Владимир Познер: «Ни от кого нельзя требовать, чтобы он шел на баррикады, каждый делает свой выбор»

— В книге вы пишете, что у вас был ангел-хранитель из КГБ, некто Виктор Александрович, телефон которого вам дал отец «на крайний случай». Кто это?

— Понятия не имею. И он, конечно же, не Виктор Александрович. У него квартира была на Ленинском проспекте, недалеко от здания Академии наук. Знаю, что это был крупный чин, который спас меня на самом деле от лагеря, когда была записана моя беседа с тремя советниками разных посольств: я позволил себе высказаться очень критически в адрес советской власти, говорил об антисемитизме и так далее. И он тогда меня вызвал в ресторан «Прага» и показал мне запись того, что я говорил. И сказал мне, что только из-за моего отца и из-за моей матери, которая, вероятно, не выдержала бы этого, он меня отмажет от срока, но чтобы я знал, что эта дверь для меня закрыта навсегда.

Но ангел-хранитель, Женя, — это тот, который сидит во мне. Это то чувство, которое не дало мне стать биологом, которое заставляло меня поступать так, а не иначе. То есть я понимаю ангела-хранителя именно в этом смысле, как что-то такое, что во мне живет и в какой-то момент очень сильно влияет на принятие решений.

Например, когда я работал в Главной редакции политических публикаций (начало шестидесятых; эта редакция была подразделением КГБ, службы дезинформации, но официально входила в АПН. — The New Times), туда приехал молодой человек в очках, очень такой западный, и сказал мне: «Володь, будешь с нами работать, будешь ездить по всему миру. Ты будешь кататься, как сыр в масле. А нет, так ты не поедешь никуда». Я сказал нет, я не буду с вами работать. Каждый из нас делает выбор. Я сказал нет, не буду.

— Почему, Владимир Владимирович? Ведь многие — ради возможности выезжать за границу — соглашались на сотрудничество с КГБ.

— Потому что нельзя. Есть вещи, которые нельзя.

— Но для вашего отца это можно было.

— Он верил, понимаете, он глубоко верил в советский строй, он верил, что это новое общество, он верил, что это общество, где нет богатых и бедных, а есть нормальные люди. И он не верил, что был террор, ГУЛАГ. Была целая группа людей, которые на все это закрывали глаза. Вот это, я считаю, можно простить, потому что он — верил. Можно сказать — идиот, кретин, все, что угодно, но нельзя винить. Я же — не верил.

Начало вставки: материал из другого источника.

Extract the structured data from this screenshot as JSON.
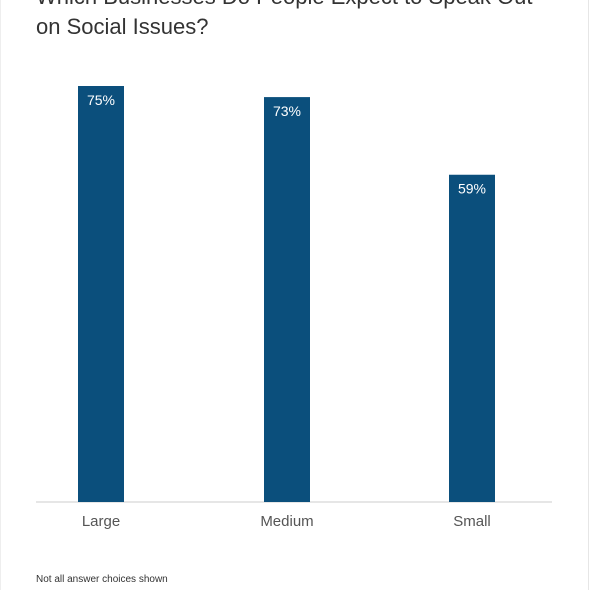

— А вы отцу рассказывали о том, что вас пытались вербовать?

— Да, говорил. Он сказал: не надо, у тебя не тот характер.

— Отец, пожив в Берлине и Москве, не разочаровался?

— Не знаю. Нельзя было даже подойти к этой теме. Может быть, он маме говорил. Может быть, он говорил своей любимой сестре Виктории Александровне, которая умерла недавно в 96 лет. Скорее всего, он ей говорил, но она была в этом смысле могила. Она только, помню, однажды сказала мне: «Твой отец проститутка». Я говорю: «Почему?» — «Да потому что он думает, что оттого, что сослужил службу советской власти, они должны ему быть благодарны».